After years in prison, while most inmates spent their federal COVID-19 relief check in the commissary, Mr. Dority used his to hire a private investigator, he said. Bobby Staton mostly investigated insurance fraud, but he took on the case and quickly realized it was riddled with holes, Mr. Staton said.

He eventually turned to the university’s Oklahoma Innocence Project, which assigned a law student, Abby Brawner, to help investigate.

Their investigation turned when Mr. Staton and Ms. Brawner visited Robbins in the maximum security Oklahoma State Reformatory in Granite, and he gave his statement that Mr. Dority implies, withdrawn.

“It was pretty intimidating,” Ms. Brawner said. “Especially when you go in to meet someone who doesn’t know you’re coming and doesn’t want to talk to you.”

Mrs. Brawner and Mr. Staton also learned that the informant did not live at the home where he told investigators that Mr. Staton arrived in bloody clothes. When the actual homeowner testified at a trial this summer, the judge dismissed the case.

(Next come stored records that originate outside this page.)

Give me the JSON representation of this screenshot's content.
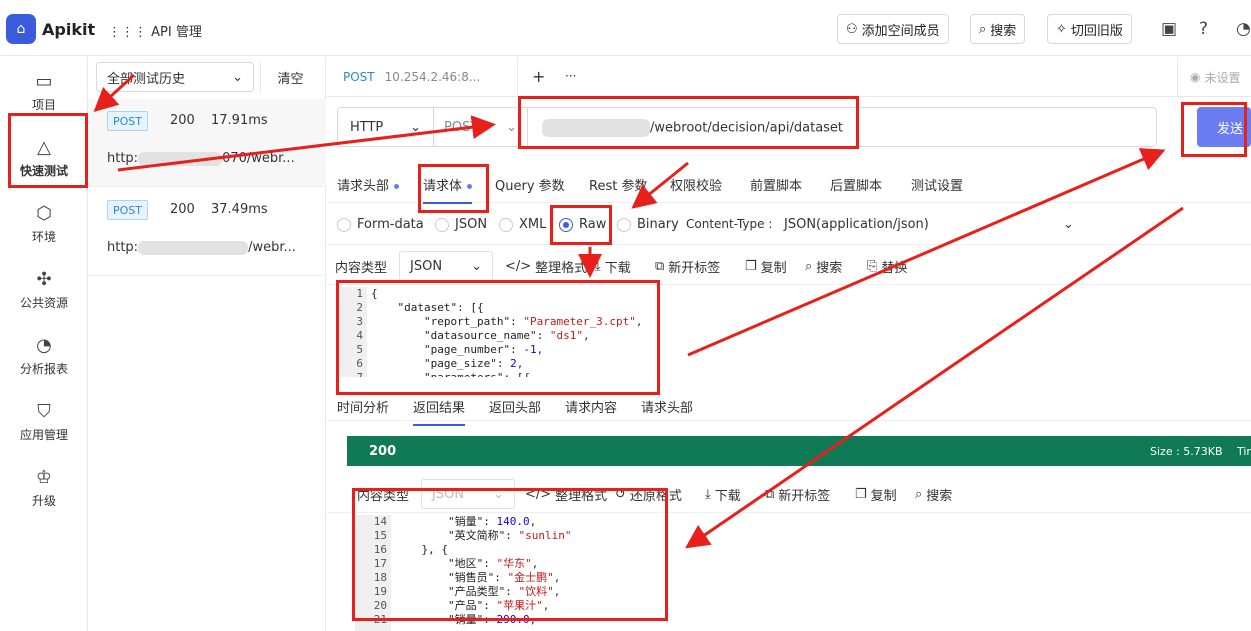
{
  "topbar": {
    "logo_glyph": "⌂",
    "brand": "Apikit",
    "menu": "API 管理",
    "add_member": "添加空间成员",
    "search": "搜索",
    "back_old": "切回旧版"
  },
  "nav": [
    {
      "label": "项目",
      "icon": "folder-icon"
    },
    {
      "label": "快速测试",
      "icon": "rocket-icon"
    },
    {
      "label": "环境",
      "icon": "cube-icon"
    },
    {
      "label": "公共资源",
      "icon": "puzzle-icon"
    },
    {
      "label": "分析报表",
      "icon": "pie-chart-icon"
    },
    {
      "label": "应用管理",
      "icon": "shield-icon"
    },
    {
      "label": "升级",
      "icon": "crown-icon"
    }
  ],
  "history": {
    "filter": "全部测试历史",
    "clear": "清空",
    "items": [
      {
        "method": "POST",
        "code": "200",
        "time": "17.91ms",
        "url_prefix": "http:",
        "url_suffix": "070/webr..."
      },
      {
        "method": "POST",
        "code": "200",
        "time": "37.49ms",
        "url_prefix": "http:",
        "url_suffix": "/webr..."
      }
    ]
  },
  "request_tab": {
    "method": "POST",
    "url": "10.254.2.46:8...",
    "add": "+",
    "more": "···"
  },
  "settings_tab": "未设置",
  "url_bar": {
    "protocol": "HTTP",
    "method": "POST",
    "path": "/webroot/decision/api/dataset",
    "send": "发送"
  },
  "sub_tabs": [
    "请求头部",
    "请求体",
    "Query 参数",
    "Rest 参数",
    "权限校验",
    "前置脚本",
    "后置脚本",
    "测试设置"
  ],
  "body_types": [
    "Form-data",
    "JSON",
    "XML",
    "Raw",
    "Binary"
  ],
  "content_type_label": "Content-Type :",
  "content_type_value": "JSON(application/json)",
  "content_kind_label": "内容类型",
  "content_kind_value": "JSON",
  "tools": {
    "format": "整理格式",
    "download": "下载",
    "new_tab": "新开标签",
    "copy": "复制",
    "search": "搜索",
    "replace": "替换",
    "restore": "还原格式"
  },
  "request_body_lines": [
    "1",
    "2",
    "3",
    "4",
    "5",
    "6",
    "7"
  ],
  "response_tabs": [
    "时间分析",
    "返回结果",
    "返回头部",
    "请求内容",
    "请求头部"
  ],
  "status": {
    "code": "200",
    "size": "Size : 5.73KB",
    "time": "Tir"
  },
  "response_lines": [
    "14",
    "15",
    "16",
    "17",
    "18",
    "19",
    "20",
    "21"
  ]
}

Mr. Dority’s original attorneys were ineffective for failing to discover that the informant did not live at the home, the judge said, giving prosecutors 90 days to decide whether to retry him. Those three months were extended, and prosecutors said they intended to ask the judge for more time for DNA testing. Mr. Confident of his innocence, Dority said he is not concerned about additional forensic tests.

Sequoyah County District Attorney Jack Thorp and former Sheriff Ron Lockhart did not respond to requests for comment from The Associated Press. But Assistant District Attorney James Dunn, who is overseeing the case and was not in the office when it was originally prosecuted, said he agreed with the judge’s dismissal after hearing the homeowner’s testimony and learning from a witness “was not credible.”

“The last thing I want to see is an innocent person in jail for a crime they didn’t commit,” Mr. Dunn said. “Because it means the person who did commit the crime, or those persons, is still out there.”

Meanwhile, Mr. Dority to use a smart phone and the television remote control, he said. He is grateful to Mr. Staton and the Innocence Project and say his case proves others are wrongly incarcerated in Oklahoma.

“After they did what they did to me, I know there are people in that prison who are innocent who need to get out and need help to get out,” he said. “If they hadn’t taken me out, I would have been there for the rest of my life.”

This story was reported by The Associated Press.